Split string at specific character SQL-Standard Split string at specific character SQL-Standard postgresql postgresql

Split string at specific character SQL-Standard


Your second example is a bit confusing because you are mixing 'ABC_AB_A' and 'AB_XXX' not sure if that is typo.

But if you just want all characters before the first _ then the following works in Postgres:

left(col, strpos(col, '_') - 1)

or using a regular expression:

substring(col from '([A-Z]+)(_{1})')

You can use a regular expression in Oracle as well:

regexp_substr(col, '([A-Z]+)(_{1})', 1, 1, 'i', 1)

Postgres' substring function always returns the first capturing group of the regex whereas in Oracle you can specify the group you want: that is the last parameter to the regexp_substr() function.

SQLFiddle for Oracle: http://sqlfiddle.com/#!4/b138c/1
SQLFiddle for Postgres: http://sqlfiddle.com/#!15/4b2bb/1


tl;dr

Use split_part which was purposely built for this:

split_part(string, '_', 1)

Explanation

Quoting this API docs:

SPLIT_PART() function splits a string on a specified delimiter and returns the nth substring.

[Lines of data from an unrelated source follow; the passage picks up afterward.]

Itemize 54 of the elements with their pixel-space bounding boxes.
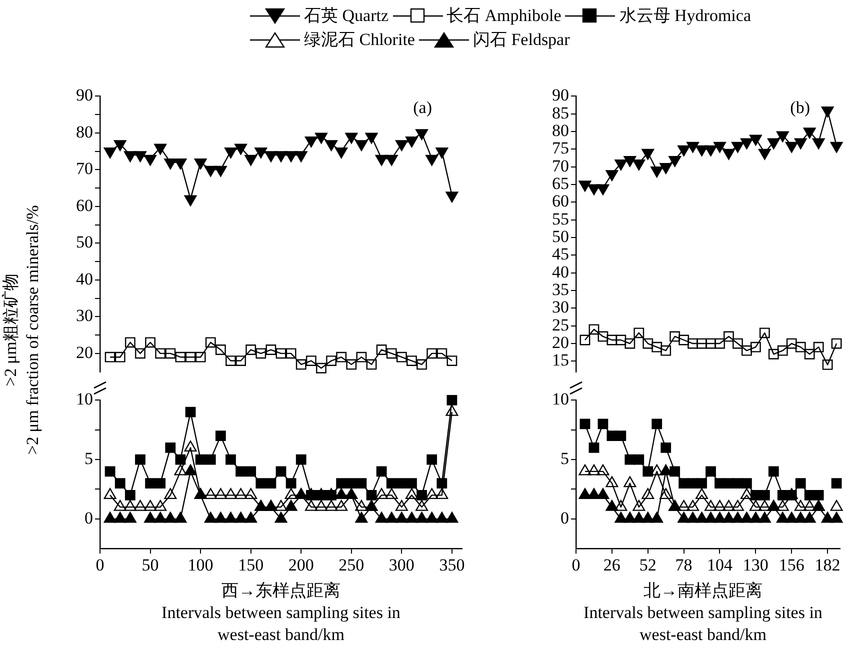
y-axis-title: >2 μm粗粒矿物 >2 μm fraction of coarse minerals/% xyxy=(0,204,43,457)
y-tick-label: 50 xyxy=(76,232,93,252)
y-tick-label: 20 xyxy=(76,342,93,362)
x-tick-label: 200 xyxy=(288,555,314,574)
y-tick-label: 0 xyxy=(84,508,93,528)
y-tick-label: 5 xyxy=(84,449,93,468)
x-tick-label: 182 xyxy=(814,555,840,574)
legend-label: 闪石 Feldspar xyxy=(472,29,570,51)
y-tick-label: 60 xyxy=(552,192,569,211)
y-tick-label: 30 xyxy=(76,306,93,326)
y-tick-label: 65 xyxy=(552,174,569,193)
y-tick-label: 80 xyxy=(552,121,569,140)
annotation: (b) xyxy=(790,98,810,118)
x-tick-label: 100 xyxy=(188,555,214,574)
x-tick-label: 250 xyxy=(338,555,364,574)
y-tick-label: 90 xyxy=(552,86,569,105)
y-tick-label: 40 xyxy=(76,269,93,288)
y-tick-label: 85 xyxy=(552,103,569,122)
y-tick-label: 75 xyxy=(552,138,569,158)
y-tick-label: 10 xyxy=(76,390,93,409)
y-tick-label: 0 xyxy=(560,508,569,528)
legend-label: 石英 Quartz xyxy=(304,5,389,27)
y-tick-label: 55 xyxy=(552,209,569,228)
y-tick-label: 50 xyxy=(552,227,569,246)
legend-label: 水云母 Hydromica xyxy=(619,5,751,27)
y-tick-label: 40 xyxy=(552,262,569,282)
y-tick-label: 80 xyxy=(76,122,93,142)
y-tick-label: 15 xyxy=(552,350,569,370)
y-tick-label: 70 xyxy=(552,156,569,176)
x-tick-label: 350 xyxy=(439,555,465,574)
x-tick-label: 52 xyxy=(639,555,656,574)
y-tick-label: 20 xyxy=(552,333,569,352)
y-tick-label: 70 xyxy=(76,159,93,178)
x-tick-label: 26 xyxy=(603,555,620,574)
x-axis-title: 北→南样点距离 Intervals between sampling sites in west-east band/km xyxy=(582,580,824,646)
legend-label: 绿泥石 Chlorite xyxy=(304,29,415,51)
x-tick-label: 130 xyxy=(742,555,768,574)
y-tick-label: 25 xyxy=(552,315,569,334)
legend-label: 长石 Amphibole xyxy=(446,5,562,27)
x-tick-label: 150 xyxy=(238,555,264,574)
y-tick-label: 35 xyxy=(552,280,569,299)
x-tick-label: 104 xyxy=(707,555,733,574)
y-tick-label: 90 xyxy=(76,86,93,105)
x-tick-label: 156 xyxy=(778,555,804,574)
x-axis-title: 西→东样点距离 Intervals between sampling sites in west-east band/km xyxy=(160,580,402,646)
x-tick-label: 300 xyxy=(388,555,414,574)
y-tick-label: 5 xyxy=(560,449,569,468)
x-tick-label: 50 xyxy=(142,555,159,574)
y-tick-label: 30 xyxy=(552,298,569,317)
y-tick-label: 60 xyxy=(76,196,93,215)
x-tick-label: 78 xyxy=(675,555,692,574)
annotation: (a) xyxy=(413,98,432,118)
y-tick-label: 10 xyxy=(552,390,569,409)
y-tick-label: 45 xyxy=(552,244,569,264)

The 3 parameters are the string to be split, the delimiter, and the part/substring number (starting from 1) to be returned.

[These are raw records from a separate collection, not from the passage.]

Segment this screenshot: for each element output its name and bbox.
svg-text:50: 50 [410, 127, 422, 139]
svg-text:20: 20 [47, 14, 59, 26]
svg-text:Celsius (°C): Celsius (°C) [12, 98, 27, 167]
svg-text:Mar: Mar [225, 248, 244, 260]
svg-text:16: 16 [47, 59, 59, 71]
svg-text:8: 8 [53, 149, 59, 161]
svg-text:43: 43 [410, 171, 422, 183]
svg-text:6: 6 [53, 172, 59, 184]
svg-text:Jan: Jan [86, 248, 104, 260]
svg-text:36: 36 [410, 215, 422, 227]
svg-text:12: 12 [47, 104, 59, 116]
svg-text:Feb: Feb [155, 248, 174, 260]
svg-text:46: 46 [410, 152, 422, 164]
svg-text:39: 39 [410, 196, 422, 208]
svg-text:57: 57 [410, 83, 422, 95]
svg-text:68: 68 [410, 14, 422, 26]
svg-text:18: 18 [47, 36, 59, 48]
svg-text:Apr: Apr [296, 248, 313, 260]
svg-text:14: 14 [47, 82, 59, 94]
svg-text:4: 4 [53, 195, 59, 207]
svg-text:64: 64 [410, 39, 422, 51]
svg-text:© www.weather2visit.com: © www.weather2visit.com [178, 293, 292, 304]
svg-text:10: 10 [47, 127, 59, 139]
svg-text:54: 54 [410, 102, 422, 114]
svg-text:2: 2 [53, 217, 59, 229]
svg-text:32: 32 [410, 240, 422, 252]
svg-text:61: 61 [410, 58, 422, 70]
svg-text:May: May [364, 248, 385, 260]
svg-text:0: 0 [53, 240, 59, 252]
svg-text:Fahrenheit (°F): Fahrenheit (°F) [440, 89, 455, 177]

So if you have a field named string that contains stuff like AB_XXX and you would like to get everything before _, then you split by that and get the first part/substring: split_part(string, '_', 1).

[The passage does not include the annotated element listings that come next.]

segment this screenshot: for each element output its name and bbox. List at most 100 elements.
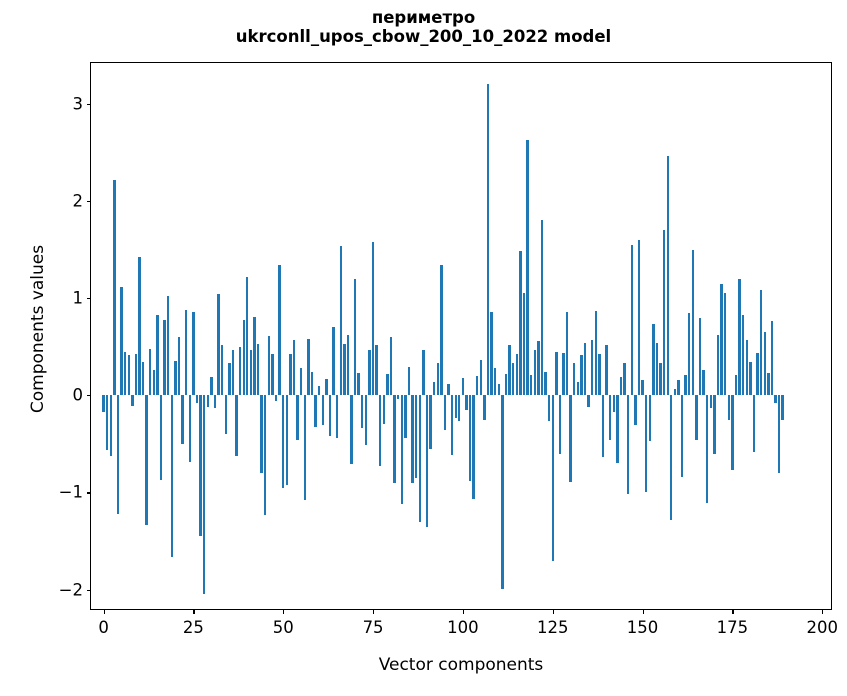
y-tick-label: 3 — [72, 94, 84, 114]
bar — [709, 395, 713, 408]
bar — [314, 395, 317, 428]
bar — [393, 395, 396, 483]
bar — [195, 395, 199, 404]
bar — [364, 395, 368, 445]
bar — [587, 395, 590, 407]
bar — [145, 395, 148, 525]
bar — [547, 395, 551, 421]
bar — [734, 374, 738, 396]
bar — [698, 317, 702, 396]
bar — [163, 319, 166, 396]
bar — [486, 84, 490, 396]
bar — [411, 395, 414, 483]
bar — [519, 251, 522, 396]
bar — [680, 395, 684, 477]
bar — [256, 343, 260, 396]
x-tick-mark — [732, 609, 734, 614]
plot-axes: −2 −1 0 1 2 3 0 25 50 75 100 125 150 175 200 — [59, 62, 838, 637]
bar — [152, 370, 156, 396]
bar — [512, 363, 515, 396]
bar — [167, 296, 170, 396]
bar — [691, 249, 695, 396]
x-tick-mark — [103, 609, 105, 614]
bar — [494, 368, 497, 396]
y-tick-mark — [86, 200, 91, 203]
bar — [630, 244, 633, 396]
bar — [626, 395, 630, 495]
bar — [558, 395, 562, 454]
bar — [573, 363, 576, 396]
bar — [361, 395, 364, 429]
bar — [580, 355, 583, 396]
bar — [397, 395, 400, 400]
bar — [278, 265, 281, 396]
bar — [335, 395, 339, 439]
bar — [605, 344, 608, 396]
bar — [562, 352, 565, 396]
bar — [231, 349, 235, 396]
x-tick-mark — [552, 609, 554, 614]
bar — [120, 287, 123, 396]
bar — [224, 395, 227, 435]
y-tick-label: 1 — [72, 288, 84, 308]
x-tick-label: 200 — [806, 618, 838, 637]
y-tick-label: 2 — [72, 191, 84, 211]
y-tick-mark — [86, 395, 91, 397]
bar — [317, 385, 321, 396]
bar — [756, 352, 759, 396]
bar — [432, 381, 436, 396]
bar — [440, 265, 443, 396]
bar — [267, 336, 271, 396]
bar — [616, 395, 619, 464]
y-tick-mark — [86, 298, 91, 300]
bar — [177, 337, 181, 396]
x-tick-mark — [462, 609, 465, 614]
bar — [328, 395, 332, 437]
bar — [310, 371, 314, 396]
bar — [688, 312, 691, 396]
bar — [228, 363, 231, 396]
bar — [565, 311, 569, 396]
bar — [458, 395, 461, 421]
bar — [371, 241, 375, 396]
bar — [533, 349, 536, 396]
x-tick-label: 125 — [536, 618, 569, 637]
bar — [149, 348, 152, 396]
bar — [526, 139, 529, 396]
bar — [670, 395, 673, 520]
bar — [443, 395, 447, 431]
chart-title-line-1: периметро — [371, 8, 476, 27]
bar — [113, 179, 116, 396]
x-tick-mark — [283, 609, 285, 614]
bar — [598, 354, 601, 396]
bar — [713, 395, 716, 454]
bar — [422, 349, 425, 396]
bar — [271, 353, 274, 396]
bar — [447, 383, 450, 396]
bar — [357, 372, 360, 396]
bar — [749, 362, 752, 396]
bar — [253, 316, 256, 396]
bar — [192, 311, 195, 396]
bar — [181, 395, 184, 444]
bar — [429, 395, 432, 449]
bar — [418, 395, 421, 522]
bar — [738, 278, 741, 396]
y-tick-label: 0 — [72, 385, 84, 405]
bar — [450, 395, 454, 455]
bar — [170, 395, 174, 557]
bar — [350, 395, 353, 465]
y-tick-mark — [86, 492, 91, 494]
bar — [684, 374, 687, 396]
bar — [461, 377, 465, 396]
bar — [404, 395, 407, 439]
bar — [601, 395, 605, 458]
bar — [131, 395, 134, 406]
bar — [544, 371, 547, 396]
bar — [666, 156, 669, 396]
bar — [109, 395, 112, 456]
x-axis-label: Vector components — [378, 655, 544, 675]
bar — [504, 373, 508, 396]
x-tick-label: 25 — [182, 618, 204, 637]
bar — [220, 344, 224, 396]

The standard SQL string functions are described at:SQL String Functions and Operators.

There's a substring function that can extract contents directly, without having to nest function calls. It's detailed in Pattern matching as:

The substring function with three parameters, substring(string from pattern for escape-character), provides extraction of a substring that matches an SQL regular expression pattern. As with SIMILAR TO, the specified pattern must match the entire data string, or else the function fails and returns null. To indicate the part of the pattern that should be returned on success, the pattern must contain two occurrences of the escape character followed by a double quote ("). The text matching the portion of the pattern between these markers is returned.

In your case:

select substring('AB_XX' from '#"%#"#_%' for '#');

Result:

 substring ----------- AB(1 row)

The syntax is a bit weird, especially since _ is a wildcard for a single character so it has to be quoted, but it's the SQL standard.

For the syntax that more people use, consider regexp_replace() or a similar function working with POSIX regular expressions.